In the view of such harmony in the cosmos which I, with my limited human mind, am able to recognize, there are yet people who says there is no God. But what makes me really angry is that they quote me for support of such views. (The Expanded Quotable Einstein, Princeton University, page 214)
If one asks the whence derives the authority of fundamental ends, since they cannot be stated and justified merely by reason, one can only answer: they exist in a healthy society as powerful traditions, which act upon the conduct and aspirations and judgments of the individuals; they are there, that is, as something living, without its being necessary to find justification for their existence.
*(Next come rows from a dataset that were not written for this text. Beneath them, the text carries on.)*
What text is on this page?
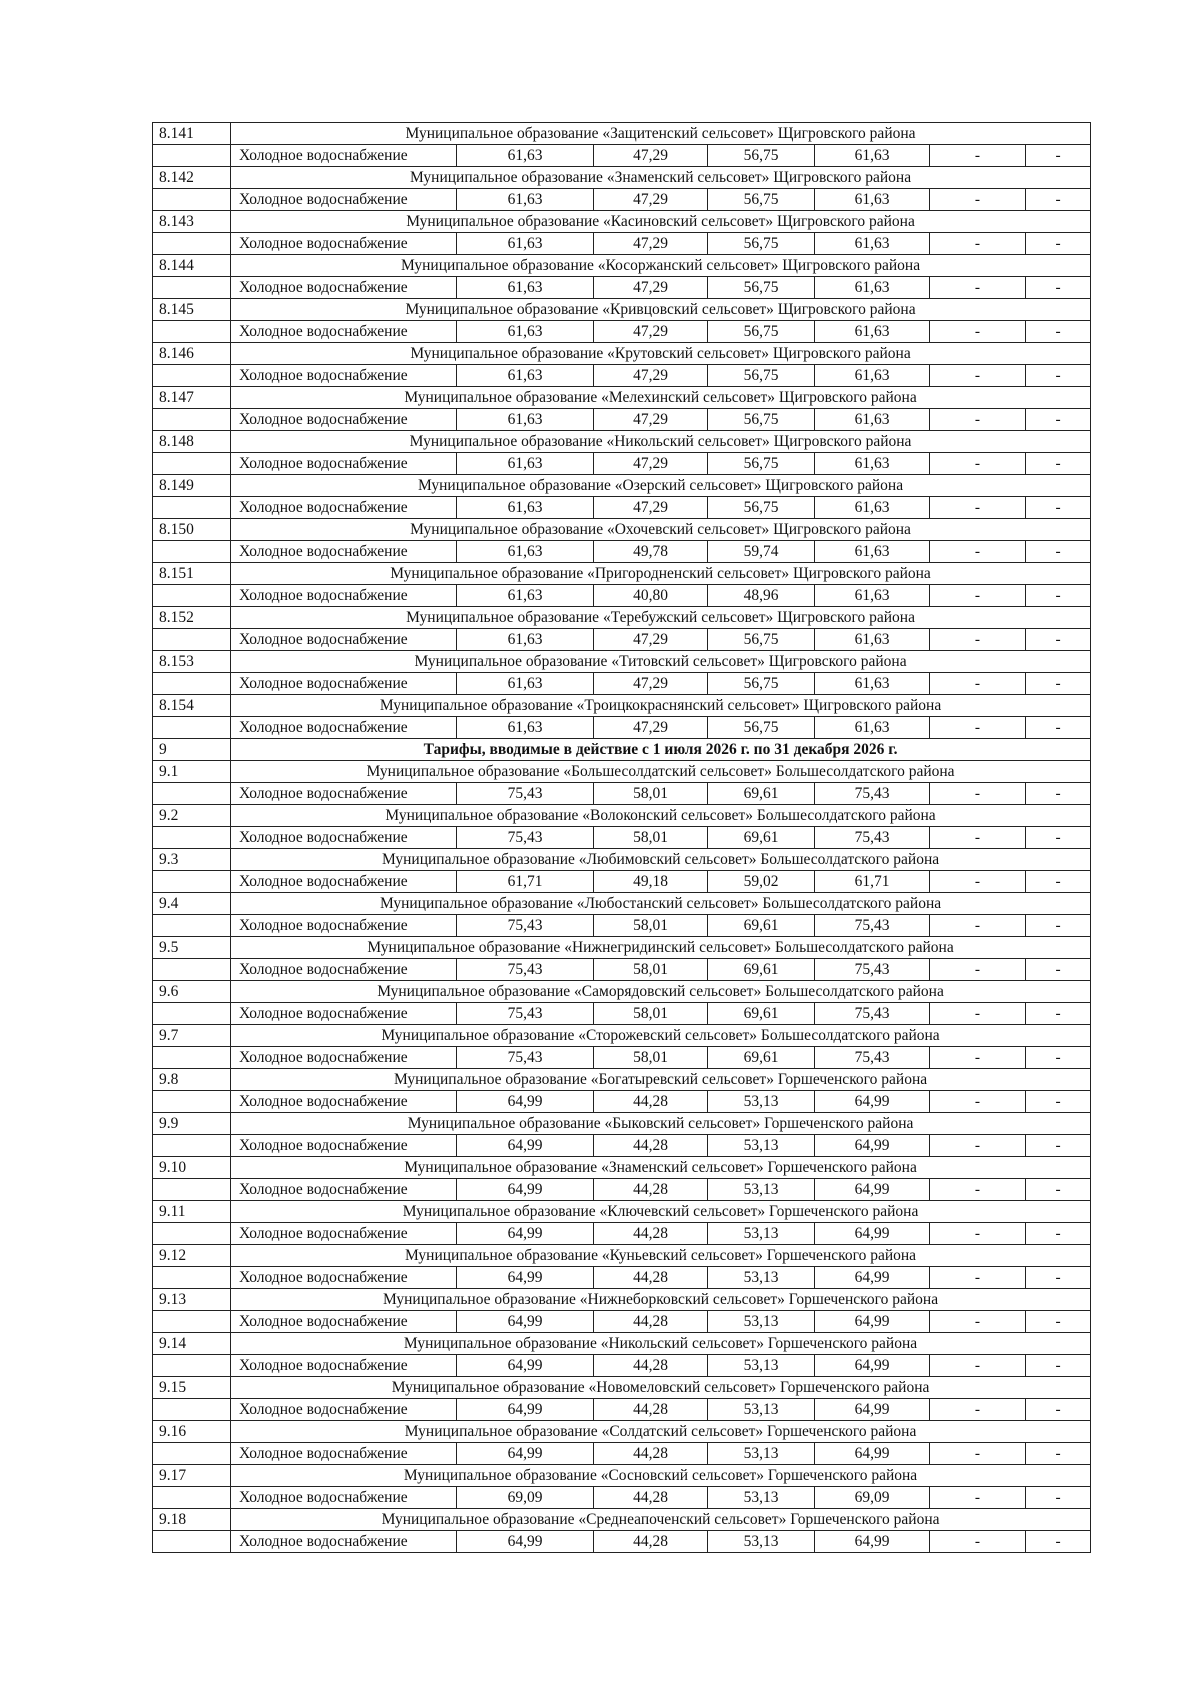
8.141	Муниципальное образование «Защитенский сельсовет» Щигровского района						
	Холодное водоснабжение	61,63	47,29	56,75	61,63	-	-
8.142	Муниципальное образование «Знаменский сельсовет» Щигровского района						
	Холодное водоснабжение	61,63	47,29	56,75	61,63	-	-
8.143	Муниципальное образование «Касиновский сельсовет» Щигровского района						
	Холодное водоснабжение	61,63	47,29	56,75	61,63	-	-
8.144	Муниципальное образование «Косоржанский сельсовет» Щигровского района						
	Холодное водоснабжение	61,63	47,29	56,75	61,63	-	-
8.145	Муниципальное образование «Кривцовский сельсовет» Щигровского района						
	Холодное водоснабжение	61,63	47,29	56,75	61,63	-	-
8.146	Муниципальное образование «Крутовский сельсовет» Щигровского района						
	Холодное водоснабжение	61,63	47,29	56,75	61,63	-	-
8.147	Муниципальное образование «Мелехинский сельсовет» Щигровского района						
	Холодное водоснабжение	61,63	47,29	56,75	61,63	-	-
8.148	Муниципальное образование «Никольский сельсовет» Щигровского района						
	Холодное водоснабжение	61,63	47,29	56,75	61,63	-	-
8.149	Муниципальное образование «Озерский сельсовет» Щигровского района						
	Холодное водоснабжение	61,63	47,29	56,75	61,63	-	-
8.150	Муниципальное образование «Охочевский сельсовет» Щигровского района						
	Холодное водоснабжение	61,63	49,78	59,74	61,63	-	-
8.151	Муниципальное образование «Пригородненский сельсовет» Щигровского района						
	Холодное водоснабжение	61,63	40,80	48,96	61,63	-	-
8.152	Муниципальное образование «Теребужский сельсовет» Щигровского района						
	Холодное водоснабжение	61,63	47,29	56,75	61,63	-	-
8.153	Муниципальное образование «Титовский сельсовет» Щигровского района						
	Холодное водоснабжение	61,63	47,29	56,75	61,63	-	-
8.154	Муниципальное образование «Троицкокраснянский сельсовет» Щигровского района						
	Холодное водоснабжение	61,63	47,29	56,75	61,63	-	-
9	Тарифы, вводимые в действие с 1 июля 2026 г. по 31 декабря 2026 г.						
9.1	Муниципальное образование «Большесолдатский сельсовет» Большесолдатского района						
	Холодное водоснабжение	75,43	58,01	69,61	75,43	-	-
9.2	Муниципальное образование «Волоконский сельсовет» Большесолдатского района						
	Холодное водоснабжение	75,43	58,01	69,61	75,43	-	-
9.3	Муниципальное образование «Любимовский сельсовет» Большесолдатского района						
	Холодное водоснабжение	61,71	49,18	59,02	61,71	-	-
9.4	Муниципальное образование «Любостанский сельсовет» Большесолдатского района						
	Холодное водоснабжение	75,43	58,01	69,61	75,43	-	-
9.5	Муниципальное образование «Нижнегридинский сельсовет» Большесолдатского района						
	Холодное водоснабжение	75,43	58,01	69,61	75,43	-	-
9.6	Муниципальное образование «Саморядовский сельсовет» Большесолдатского района						
	Холодное водоснабжение	75,43	58,01	69,61	75,43	-	-
9.7	Муниципальное образование «Сторожевский сельсовет» Большесолдатского района						
	Холодное водоснабжение	75,43	58,01	69,61	75,43	-	-
9.8	Муниципальное образование «Богатыревский сельсовет» Горшеченского района						
	Холодное водоснабжение	64,99	44,28	53,13	64,99	-	-
9.9	Муниципальное образование «Быковский сельсовет» Горшеченского района						
	Холодное водоснабжение	64,99	44,28	53,13	64,99	-	-
9.10	Муниципальное образование «Знаменский сельсовет» Горшеченского района						
	Холодное водоснабжение	64,99	44,28	53,13	64,99	-	-
9.11	Муниципальное образование «Ключевский сельсовет» Горшеченского района						
	Холодное водоснабжение	64,99	44,28	53,13	64,99	-	-
9.12	Муниципальное образование «Куньевский сельсовет» Горшеченского района						
	Холодное водоснабжение	64,99	44,28	53,13	64,99	-	-
9.13	Муниципальное образование «Нижнеборковский сельсовет» Горшеченского района						
	Холодное водоснабжение	64,99	44,28	53,13	64,99	-	-
9.14	Муниципальное образование «Никольский сельсовет» Горшеченского района						
	Холодное водоснабжение	64,99	44,28	53,13	64,99	-	-
9.15	Муниципальное образование «Новомеловский сельсовет» Горшеченского района						
	Холодное водоснабжение	64,99	44,28	53,13	64,99	-	-
9.16	Муниципальное образование «Солдатский сельсовет» Горшеченского района						
	Холодное водоснабжение	64,99	44,28	53,13	64,99	-	-
9.17	Муниципальное образование «Сосновский сельсовет» Горшеченского района						
	Холодное водоснабжение	69,09	44,28	53,13	69,09	-	-
9.18	Муниципальное образование «Среднеапоченский сельсовет» Горшеченского района						
	Холодное водоснабжение	64,99	44,28	53,13	64,99	-	-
Man tries to make for himself in the fashion that suits him best a simplified and intelligible picture of the world; he then tries to some extent to substitute this cosmos of his for the world of experience, and thus to overcome it. This is what the painter, the poet, the speculative philosopher, and the natural scientists do, each in his own fashion. Each makes this cosmos and its construction the pivot of his emotional life, in order to find in this way peace and security which he can not find in the narrow whirlpool of personal experience.
Knowledge exists in two forms - lifeless, stored in books, and alive, in the consciousness of men. The second form of existence is after all the essential one; the first, indispensable as it may be, occupies only an inferior position.
To one bent on age, death will come as a release. I feel this quite strongly now that I have grown old myself and have come to regard death like an old debt, at long last to be discharged.